In an interesting piece in The Australian this morning, former ACCC chairman Allan Fels suggests that Australia’s schools are on “the verge of a revolution that will end the ‘Berlin Wall’ between public and private systems,” and proposes a voucher system that would allow parents to spend a taxpayer grant in either system.

Voucher scheme supporters want more school diversity and improved standards through competition. A full voucher scheme, in which parents could take all the money that would be spent on their child in a government school to a private school, would probably have a huge impact.
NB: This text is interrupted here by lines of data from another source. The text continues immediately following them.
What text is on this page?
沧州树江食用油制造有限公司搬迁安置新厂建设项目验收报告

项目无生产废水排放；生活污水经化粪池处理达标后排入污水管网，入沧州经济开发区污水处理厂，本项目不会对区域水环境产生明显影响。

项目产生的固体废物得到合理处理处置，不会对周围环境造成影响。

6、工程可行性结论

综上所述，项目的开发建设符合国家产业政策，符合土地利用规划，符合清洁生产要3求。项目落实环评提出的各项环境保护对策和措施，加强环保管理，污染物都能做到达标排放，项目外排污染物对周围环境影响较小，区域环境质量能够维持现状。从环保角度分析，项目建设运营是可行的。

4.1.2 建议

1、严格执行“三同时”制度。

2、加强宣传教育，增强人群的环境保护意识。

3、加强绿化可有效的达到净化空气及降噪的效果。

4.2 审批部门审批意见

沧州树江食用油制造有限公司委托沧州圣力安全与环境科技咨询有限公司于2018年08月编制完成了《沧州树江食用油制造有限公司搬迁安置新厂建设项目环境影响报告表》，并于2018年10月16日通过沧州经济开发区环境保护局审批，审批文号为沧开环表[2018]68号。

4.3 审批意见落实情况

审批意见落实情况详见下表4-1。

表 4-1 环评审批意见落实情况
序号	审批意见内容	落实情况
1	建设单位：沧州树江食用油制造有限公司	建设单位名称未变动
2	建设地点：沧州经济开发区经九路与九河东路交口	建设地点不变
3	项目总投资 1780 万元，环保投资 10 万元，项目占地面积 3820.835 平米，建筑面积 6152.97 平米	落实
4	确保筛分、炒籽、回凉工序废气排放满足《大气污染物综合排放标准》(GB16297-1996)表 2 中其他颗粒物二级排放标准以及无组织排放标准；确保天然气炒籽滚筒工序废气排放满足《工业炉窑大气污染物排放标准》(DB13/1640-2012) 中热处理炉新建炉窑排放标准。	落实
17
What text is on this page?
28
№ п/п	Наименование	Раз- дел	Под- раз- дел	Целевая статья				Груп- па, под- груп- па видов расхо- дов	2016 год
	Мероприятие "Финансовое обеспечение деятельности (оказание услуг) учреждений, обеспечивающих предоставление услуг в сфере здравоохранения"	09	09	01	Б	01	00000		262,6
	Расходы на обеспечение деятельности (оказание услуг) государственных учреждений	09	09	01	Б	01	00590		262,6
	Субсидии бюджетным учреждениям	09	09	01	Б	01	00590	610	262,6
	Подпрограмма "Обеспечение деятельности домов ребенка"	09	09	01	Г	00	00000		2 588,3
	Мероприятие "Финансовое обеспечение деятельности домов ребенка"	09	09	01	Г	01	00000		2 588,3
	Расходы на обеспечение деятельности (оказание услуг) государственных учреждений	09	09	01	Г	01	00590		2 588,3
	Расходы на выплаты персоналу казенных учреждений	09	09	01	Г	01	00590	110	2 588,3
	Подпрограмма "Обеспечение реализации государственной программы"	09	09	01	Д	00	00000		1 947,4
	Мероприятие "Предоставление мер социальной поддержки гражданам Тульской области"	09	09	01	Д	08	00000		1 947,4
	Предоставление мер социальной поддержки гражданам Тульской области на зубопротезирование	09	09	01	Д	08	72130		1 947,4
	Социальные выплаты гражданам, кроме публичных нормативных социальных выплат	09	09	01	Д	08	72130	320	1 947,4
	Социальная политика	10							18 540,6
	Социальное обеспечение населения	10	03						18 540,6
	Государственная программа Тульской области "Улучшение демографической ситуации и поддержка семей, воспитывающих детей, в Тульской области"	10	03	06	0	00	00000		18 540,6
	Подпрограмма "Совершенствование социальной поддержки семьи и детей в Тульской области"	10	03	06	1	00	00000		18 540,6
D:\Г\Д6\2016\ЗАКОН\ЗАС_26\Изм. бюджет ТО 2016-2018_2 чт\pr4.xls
In the 2003 Australian Survey of Social Attitudes 54% of people agreed that private schools provided better education than government schools, and only 25% disagreed.

Polling by the Australian Council of Educational Research found that concerns about discipline and values were even more important than academic performance in driving the shift from government schools.

We’re not yet on the “verge” of vouchers, for financial and political reasons. Parents who are paying private schools for something they could get for free in government schools save governments lots of money, money that governments might be reluctant to hand back if a voucher system were established. And public education’s passionate ideological supporters are a major influence on state Labor governments and would be intractably opposed to a voucher system.

But as long as there is a significant number of people are dissatisfied with public education the push for greater choice through vouchers is not going to end.

Andrew Norton worked on a failed 1999 university voucher scheme while an adviser to then Education Minister Dr David Kemp.